Nelle carceri della Cina sono attualmente detenuti 16 cittadini di nazionalità tajika: quattro di loro si trovano nel braccio della morte e cinque sono condannati all’ergastolo. Nei penitenziari del Paese centro-asiatico invece si trovano tre cinesi, accusati di stupro e traffico di droga. Entrambi i Paesi sono membri della Shanghai Cooperation Organization (Sco), che include anche Russia, Kazakhstan, Kyrgyzstan e Uzbekistan.

Le organizzazioni internazionali che si occupano della difesa dei diritti umani da tempo sorvegliano gli accordi di estradizione tra questi Paesi.
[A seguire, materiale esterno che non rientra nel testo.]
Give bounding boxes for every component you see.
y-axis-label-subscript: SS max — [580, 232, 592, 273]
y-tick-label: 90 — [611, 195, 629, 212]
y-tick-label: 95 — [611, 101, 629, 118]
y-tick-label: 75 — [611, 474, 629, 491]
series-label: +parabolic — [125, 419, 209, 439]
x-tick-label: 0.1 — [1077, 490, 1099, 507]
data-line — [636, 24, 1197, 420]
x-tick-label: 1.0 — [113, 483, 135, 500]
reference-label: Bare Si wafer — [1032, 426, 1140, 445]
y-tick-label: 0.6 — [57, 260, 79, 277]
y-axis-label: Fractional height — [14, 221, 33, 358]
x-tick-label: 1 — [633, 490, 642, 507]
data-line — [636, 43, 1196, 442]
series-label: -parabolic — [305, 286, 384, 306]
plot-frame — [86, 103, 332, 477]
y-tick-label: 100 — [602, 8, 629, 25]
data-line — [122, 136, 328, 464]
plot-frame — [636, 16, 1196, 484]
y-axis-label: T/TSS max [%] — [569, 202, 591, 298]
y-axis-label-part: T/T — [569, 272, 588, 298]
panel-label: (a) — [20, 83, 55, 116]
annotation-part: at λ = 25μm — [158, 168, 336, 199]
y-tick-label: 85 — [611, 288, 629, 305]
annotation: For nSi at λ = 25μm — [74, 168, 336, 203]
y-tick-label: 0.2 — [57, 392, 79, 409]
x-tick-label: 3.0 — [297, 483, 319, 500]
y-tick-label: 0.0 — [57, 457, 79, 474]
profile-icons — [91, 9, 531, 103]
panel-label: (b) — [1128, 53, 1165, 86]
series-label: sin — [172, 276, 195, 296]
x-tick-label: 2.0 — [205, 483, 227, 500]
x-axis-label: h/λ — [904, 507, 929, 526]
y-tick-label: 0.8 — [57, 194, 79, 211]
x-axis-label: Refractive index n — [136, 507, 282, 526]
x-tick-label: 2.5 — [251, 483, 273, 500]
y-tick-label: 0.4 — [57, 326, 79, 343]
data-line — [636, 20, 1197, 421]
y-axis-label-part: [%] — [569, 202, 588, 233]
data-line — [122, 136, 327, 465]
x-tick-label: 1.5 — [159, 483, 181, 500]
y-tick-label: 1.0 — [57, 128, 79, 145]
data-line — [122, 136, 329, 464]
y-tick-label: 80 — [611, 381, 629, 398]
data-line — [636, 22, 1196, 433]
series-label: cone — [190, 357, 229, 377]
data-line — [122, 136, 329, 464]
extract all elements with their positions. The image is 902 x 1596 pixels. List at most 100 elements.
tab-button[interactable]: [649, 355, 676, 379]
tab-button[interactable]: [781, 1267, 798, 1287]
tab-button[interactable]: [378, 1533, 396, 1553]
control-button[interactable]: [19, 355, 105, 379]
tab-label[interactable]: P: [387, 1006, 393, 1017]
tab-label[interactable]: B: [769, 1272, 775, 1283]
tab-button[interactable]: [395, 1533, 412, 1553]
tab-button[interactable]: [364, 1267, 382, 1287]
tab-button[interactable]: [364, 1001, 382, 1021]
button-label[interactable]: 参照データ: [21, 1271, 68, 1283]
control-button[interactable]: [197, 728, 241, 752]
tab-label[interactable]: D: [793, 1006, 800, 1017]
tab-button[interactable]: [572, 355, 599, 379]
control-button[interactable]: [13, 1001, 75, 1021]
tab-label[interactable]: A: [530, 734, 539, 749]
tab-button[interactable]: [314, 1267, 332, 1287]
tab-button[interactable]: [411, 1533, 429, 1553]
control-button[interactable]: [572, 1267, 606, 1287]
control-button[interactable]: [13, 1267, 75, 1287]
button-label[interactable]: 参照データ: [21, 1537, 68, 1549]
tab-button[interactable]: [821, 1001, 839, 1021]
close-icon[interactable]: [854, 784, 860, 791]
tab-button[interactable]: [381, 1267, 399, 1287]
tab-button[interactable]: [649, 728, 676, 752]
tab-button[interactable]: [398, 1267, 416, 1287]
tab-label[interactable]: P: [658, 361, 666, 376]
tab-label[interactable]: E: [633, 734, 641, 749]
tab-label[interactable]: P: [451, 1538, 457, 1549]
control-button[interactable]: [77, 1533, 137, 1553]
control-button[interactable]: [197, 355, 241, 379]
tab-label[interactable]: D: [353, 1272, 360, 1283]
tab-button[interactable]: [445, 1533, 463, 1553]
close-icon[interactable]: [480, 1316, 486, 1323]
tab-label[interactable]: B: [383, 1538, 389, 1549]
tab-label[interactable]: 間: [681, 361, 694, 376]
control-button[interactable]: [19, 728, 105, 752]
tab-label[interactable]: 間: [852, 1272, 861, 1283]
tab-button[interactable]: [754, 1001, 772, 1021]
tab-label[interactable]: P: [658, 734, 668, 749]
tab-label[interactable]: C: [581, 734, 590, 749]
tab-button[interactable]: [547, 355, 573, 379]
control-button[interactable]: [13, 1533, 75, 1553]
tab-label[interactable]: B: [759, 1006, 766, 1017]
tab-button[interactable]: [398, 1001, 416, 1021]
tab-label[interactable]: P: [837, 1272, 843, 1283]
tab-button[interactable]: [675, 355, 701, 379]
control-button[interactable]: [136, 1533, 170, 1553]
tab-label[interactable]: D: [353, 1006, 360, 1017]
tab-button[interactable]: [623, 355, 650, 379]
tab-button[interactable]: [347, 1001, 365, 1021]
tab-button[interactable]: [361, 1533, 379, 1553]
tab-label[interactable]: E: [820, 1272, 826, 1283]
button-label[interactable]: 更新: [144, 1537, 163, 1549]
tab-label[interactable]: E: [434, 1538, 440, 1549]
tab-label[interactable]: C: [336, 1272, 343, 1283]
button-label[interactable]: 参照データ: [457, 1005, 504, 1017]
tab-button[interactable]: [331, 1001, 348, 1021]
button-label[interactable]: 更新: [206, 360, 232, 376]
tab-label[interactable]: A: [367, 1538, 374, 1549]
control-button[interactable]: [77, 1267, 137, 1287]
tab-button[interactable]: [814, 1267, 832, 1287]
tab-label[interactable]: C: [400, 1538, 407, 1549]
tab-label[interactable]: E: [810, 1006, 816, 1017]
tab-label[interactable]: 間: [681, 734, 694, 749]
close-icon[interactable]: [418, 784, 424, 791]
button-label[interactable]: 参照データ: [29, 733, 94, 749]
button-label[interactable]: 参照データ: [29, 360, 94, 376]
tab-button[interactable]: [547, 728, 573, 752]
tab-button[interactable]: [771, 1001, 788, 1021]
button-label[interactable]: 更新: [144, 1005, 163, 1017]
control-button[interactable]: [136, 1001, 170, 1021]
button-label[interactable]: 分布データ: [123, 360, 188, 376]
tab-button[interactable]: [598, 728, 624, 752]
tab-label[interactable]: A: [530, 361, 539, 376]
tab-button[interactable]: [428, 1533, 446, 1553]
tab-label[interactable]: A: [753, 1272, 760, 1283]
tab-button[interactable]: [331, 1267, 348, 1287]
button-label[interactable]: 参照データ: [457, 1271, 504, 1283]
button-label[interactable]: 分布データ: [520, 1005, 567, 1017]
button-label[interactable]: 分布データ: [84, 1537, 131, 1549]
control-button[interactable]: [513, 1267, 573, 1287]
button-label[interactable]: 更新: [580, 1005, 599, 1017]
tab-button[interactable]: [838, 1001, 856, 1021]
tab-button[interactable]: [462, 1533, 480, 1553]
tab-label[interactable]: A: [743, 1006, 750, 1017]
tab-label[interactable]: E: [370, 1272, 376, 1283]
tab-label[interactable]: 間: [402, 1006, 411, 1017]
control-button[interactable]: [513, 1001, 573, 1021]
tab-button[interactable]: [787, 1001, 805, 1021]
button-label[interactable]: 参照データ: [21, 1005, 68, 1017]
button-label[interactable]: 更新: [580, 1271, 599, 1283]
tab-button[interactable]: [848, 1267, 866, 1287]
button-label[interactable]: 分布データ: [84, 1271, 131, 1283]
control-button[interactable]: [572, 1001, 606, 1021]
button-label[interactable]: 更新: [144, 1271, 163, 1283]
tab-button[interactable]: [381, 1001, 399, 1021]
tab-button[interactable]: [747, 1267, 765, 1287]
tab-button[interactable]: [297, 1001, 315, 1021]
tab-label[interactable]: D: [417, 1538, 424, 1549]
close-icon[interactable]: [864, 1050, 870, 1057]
Infatti il pericolo maggiore riguarda il trattamento dei prigionieri cinesi appartenenti alla comunità uigura, gruppo etnico di religione musulmana che abita in maggioranza nella regione nord-occidentale dello Xinjiang.

Gli uiguri parlano un dialetto turco e si considerano per tradizione molto più vicini alle popolazioni dell’Asia centrale. Il gruppo sogna da sempre la creazione di uno Stato autonomo, il Turkestan orientale, ed è vittima di discriminazione e repressione da parte del governo centrale di Pechino che li rappresenta come terroristi.

Secondo gli esperti, la Cina firma tali accordi di estradizione con i Paesi confinanti in modo da far rientrare sul proprio territorio gli uiguri emigrati all’estero e sottoporli a pene molto più severe. Una volta rientrati in patria infatti la giustizia cinese li condanna a periodi di lunga detenzione o alla pena di morte.

Nell’ultimo periodo funzionari del Kyrgyzstan hanno dichiarato di aver estradato in Cina tre uiguri, in base agli accordi stipulati tra i due Paesi. Anche il Kazakhstan ne ha espulsi diversi che chiedevano diritto di asilo per motivi umanitari, suscitando le critiche e lo sdegno degli attivisti.